A good example of one of the trust’s collaborative partnerships is Read On Arizona, a statewide, public/private partnership of agencies, philanthropic organizations, and community stakeholders that aims to improve language and literacy outcomes for Arizona’s children from birth through age eight over the next decade. Piper Trust nonprofit capacity building grantees typically receive leadership development, trainings, and technical assistance to become more effective leaders in their fields.

The Trust is Looking for New Grantees

The approachable Piper Trust has an open-door policy and is welcoming to new grantees. Trust grantees are solution-oriented, innovative, and dedicated to the Maricopa County community. Leland shared that there are four fundamental areas that the Board and staff take into account when considering a grant:

  • Impact: Identifying the need and how it will be addressed.
  • Effectiveness: Demonstrating the value and efficacy of the approach and ability to achieve intended outcomes.
  • Feasibility: Proving practicability in carrying out the work.
  • Sustainability: Practicing fiscal responsibility and having a thoughtful, realistic plan for what happens after the grant.
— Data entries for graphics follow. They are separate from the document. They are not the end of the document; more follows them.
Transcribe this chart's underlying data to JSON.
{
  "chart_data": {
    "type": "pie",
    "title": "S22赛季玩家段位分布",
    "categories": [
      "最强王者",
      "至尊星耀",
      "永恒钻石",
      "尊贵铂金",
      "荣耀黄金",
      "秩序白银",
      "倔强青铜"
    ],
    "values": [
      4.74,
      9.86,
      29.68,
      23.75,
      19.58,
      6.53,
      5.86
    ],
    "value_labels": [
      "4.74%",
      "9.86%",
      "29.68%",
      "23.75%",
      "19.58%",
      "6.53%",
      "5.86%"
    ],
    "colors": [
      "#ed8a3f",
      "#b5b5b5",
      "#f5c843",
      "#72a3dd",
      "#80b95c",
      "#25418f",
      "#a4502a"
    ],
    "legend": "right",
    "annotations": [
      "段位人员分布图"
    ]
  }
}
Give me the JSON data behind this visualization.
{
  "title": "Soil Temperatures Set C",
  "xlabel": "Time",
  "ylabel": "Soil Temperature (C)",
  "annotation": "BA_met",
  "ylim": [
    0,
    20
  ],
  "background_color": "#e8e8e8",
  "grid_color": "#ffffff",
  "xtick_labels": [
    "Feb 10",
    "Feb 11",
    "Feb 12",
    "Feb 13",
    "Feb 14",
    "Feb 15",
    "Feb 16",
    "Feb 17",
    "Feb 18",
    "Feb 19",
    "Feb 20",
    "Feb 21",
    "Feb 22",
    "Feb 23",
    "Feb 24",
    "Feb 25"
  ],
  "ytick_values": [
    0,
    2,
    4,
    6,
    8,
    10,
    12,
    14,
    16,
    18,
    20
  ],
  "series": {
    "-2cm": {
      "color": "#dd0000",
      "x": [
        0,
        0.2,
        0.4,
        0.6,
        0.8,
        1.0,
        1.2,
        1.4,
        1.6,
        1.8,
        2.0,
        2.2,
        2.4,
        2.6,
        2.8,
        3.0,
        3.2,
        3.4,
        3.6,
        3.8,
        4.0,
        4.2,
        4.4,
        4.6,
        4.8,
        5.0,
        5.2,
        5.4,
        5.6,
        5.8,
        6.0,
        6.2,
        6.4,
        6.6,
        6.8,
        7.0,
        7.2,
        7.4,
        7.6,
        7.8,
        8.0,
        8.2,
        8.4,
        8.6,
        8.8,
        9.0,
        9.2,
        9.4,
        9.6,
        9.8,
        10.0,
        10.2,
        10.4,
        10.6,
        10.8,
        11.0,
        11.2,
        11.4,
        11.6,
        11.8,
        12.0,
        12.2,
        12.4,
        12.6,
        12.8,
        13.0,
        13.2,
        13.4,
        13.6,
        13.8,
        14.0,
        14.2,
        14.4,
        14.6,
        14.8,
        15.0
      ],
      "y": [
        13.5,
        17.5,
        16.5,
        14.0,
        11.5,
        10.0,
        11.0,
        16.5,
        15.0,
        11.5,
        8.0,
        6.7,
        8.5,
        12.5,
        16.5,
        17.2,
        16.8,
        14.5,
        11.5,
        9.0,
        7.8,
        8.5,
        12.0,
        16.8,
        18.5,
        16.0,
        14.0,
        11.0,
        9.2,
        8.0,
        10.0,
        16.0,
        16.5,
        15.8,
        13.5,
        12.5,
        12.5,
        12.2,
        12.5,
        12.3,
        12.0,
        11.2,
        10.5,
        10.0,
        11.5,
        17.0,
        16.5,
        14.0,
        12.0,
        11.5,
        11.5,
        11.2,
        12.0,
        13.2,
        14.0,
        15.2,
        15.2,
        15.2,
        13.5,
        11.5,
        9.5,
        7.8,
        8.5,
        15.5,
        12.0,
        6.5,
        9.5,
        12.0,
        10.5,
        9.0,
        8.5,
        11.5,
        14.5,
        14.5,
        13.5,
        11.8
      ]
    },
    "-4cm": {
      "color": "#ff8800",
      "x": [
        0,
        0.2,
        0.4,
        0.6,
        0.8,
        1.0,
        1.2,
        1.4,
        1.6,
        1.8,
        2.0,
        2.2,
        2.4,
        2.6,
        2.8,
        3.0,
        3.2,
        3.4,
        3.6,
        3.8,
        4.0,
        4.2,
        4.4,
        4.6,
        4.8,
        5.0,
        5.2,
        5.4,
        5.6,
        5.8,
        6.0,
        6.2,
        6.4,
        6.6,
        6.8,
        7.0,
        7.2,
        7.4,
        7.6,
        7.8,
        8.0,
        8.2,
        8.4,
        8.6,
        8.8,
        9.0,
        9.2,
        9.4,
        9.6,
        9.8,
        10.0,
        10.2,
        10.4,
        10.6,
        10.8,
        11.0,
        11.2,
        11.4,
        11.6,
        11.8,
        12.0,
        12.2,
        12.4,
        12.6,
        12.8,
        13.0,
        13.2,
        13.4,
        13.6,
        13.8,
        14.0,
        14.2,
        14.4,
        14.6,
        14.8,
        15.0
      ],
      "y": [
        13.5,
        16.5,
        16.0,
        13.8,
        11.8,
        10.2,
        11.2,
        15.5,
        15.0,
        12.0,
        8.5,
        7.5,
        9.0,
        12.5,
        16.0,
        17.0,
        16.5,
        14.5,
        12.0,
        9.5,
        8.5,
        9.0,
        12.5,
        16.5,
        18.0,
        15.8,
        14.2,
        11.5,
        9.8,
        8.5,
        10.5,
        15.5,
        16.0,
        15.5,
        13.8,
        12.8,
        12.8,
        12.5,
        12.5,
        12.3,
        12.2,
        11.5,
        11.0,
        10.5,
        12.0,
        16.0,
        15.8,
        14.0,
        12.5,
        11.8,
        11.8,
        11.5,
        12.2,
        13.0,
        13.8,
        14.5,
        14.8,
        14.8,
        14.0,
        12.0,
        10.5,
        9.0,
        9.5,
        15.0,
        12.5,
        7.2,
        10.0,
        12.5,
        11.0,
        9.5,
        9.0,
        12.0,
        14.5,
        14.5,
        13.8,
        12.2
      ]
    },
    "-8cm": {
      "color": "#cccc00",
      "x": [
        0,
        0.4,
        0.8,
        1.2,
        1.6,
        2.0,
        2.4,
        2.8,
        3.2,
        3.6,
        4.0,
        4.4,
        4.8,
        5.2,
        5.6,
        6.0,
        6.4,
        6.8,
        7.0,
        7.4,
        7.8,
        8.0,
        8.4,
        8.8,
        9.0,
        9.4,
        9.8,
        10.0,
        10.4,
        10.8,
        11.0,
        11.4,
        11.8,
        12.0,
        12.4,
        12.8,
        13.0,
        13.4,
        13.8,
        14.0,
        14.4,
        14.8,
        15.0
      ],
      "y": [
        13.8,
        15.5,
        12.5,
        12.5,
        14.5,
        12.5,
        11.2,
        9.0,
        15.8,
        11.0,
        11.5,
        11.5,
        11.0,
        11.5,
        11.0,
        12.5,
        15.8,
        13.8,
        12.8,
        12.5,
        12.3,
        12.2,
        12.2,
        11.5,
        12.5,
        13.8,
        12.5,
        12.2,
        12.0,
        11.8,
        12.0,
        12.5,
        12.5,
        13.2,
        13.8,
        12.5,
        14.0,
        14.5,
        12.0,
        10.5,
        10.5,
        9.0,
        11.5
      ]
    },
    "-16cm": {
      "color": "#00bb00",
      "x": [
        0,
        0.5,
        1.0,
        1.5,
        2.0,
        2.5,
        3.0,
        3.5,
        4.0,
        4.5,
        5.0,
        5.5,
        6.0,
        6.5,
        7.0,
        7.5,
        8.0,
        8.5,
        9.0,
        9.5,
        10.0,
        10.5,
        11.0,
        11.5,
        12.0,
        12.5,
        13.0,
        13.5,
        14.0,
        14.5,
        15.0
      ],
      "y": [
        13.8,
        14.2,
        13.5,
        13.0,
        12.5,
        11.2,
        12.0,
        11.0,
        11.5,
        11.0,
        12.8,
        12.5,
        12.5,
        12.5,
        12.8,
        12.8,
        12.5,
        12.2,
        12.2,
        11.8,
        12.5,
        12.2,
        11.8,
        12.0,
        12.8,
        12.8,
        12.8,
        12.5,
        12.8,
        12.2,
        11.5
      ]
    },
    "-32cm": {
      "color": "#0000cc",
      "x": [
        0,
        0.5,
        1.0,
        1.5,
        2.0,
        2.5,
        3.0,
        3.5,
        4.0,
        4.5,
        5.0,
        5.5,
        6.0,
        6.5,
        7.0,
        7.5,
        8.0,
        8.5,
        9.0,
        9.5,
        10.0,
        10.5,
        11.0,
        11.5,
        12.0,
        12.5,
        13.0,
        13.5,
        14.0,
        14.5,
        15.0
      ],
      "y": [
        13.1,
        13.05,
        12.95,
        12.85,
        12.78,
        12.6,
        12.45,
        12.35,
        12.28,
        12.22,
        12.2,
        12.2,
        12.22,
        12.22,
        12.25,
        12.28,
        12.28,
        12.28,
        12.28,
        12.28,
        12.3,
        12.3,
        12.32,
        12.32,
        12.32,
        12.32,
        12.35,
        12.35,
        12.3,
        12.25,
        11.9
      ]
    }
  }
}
Another trait that Piper Trust grantees share is openness to collaboration. For example, the trust’s new leader, Dr. Susan M. Pepin is working to establish a public/private initiative to ensure all Arizona’s children receive vision screening and necessary follow-up care.

“Collective brainpower is a must to move social purpose—collaboration is the way to truly hit social change and impact,” said Marilee Dal Pra, Piper Trust’s Vice President of Programs.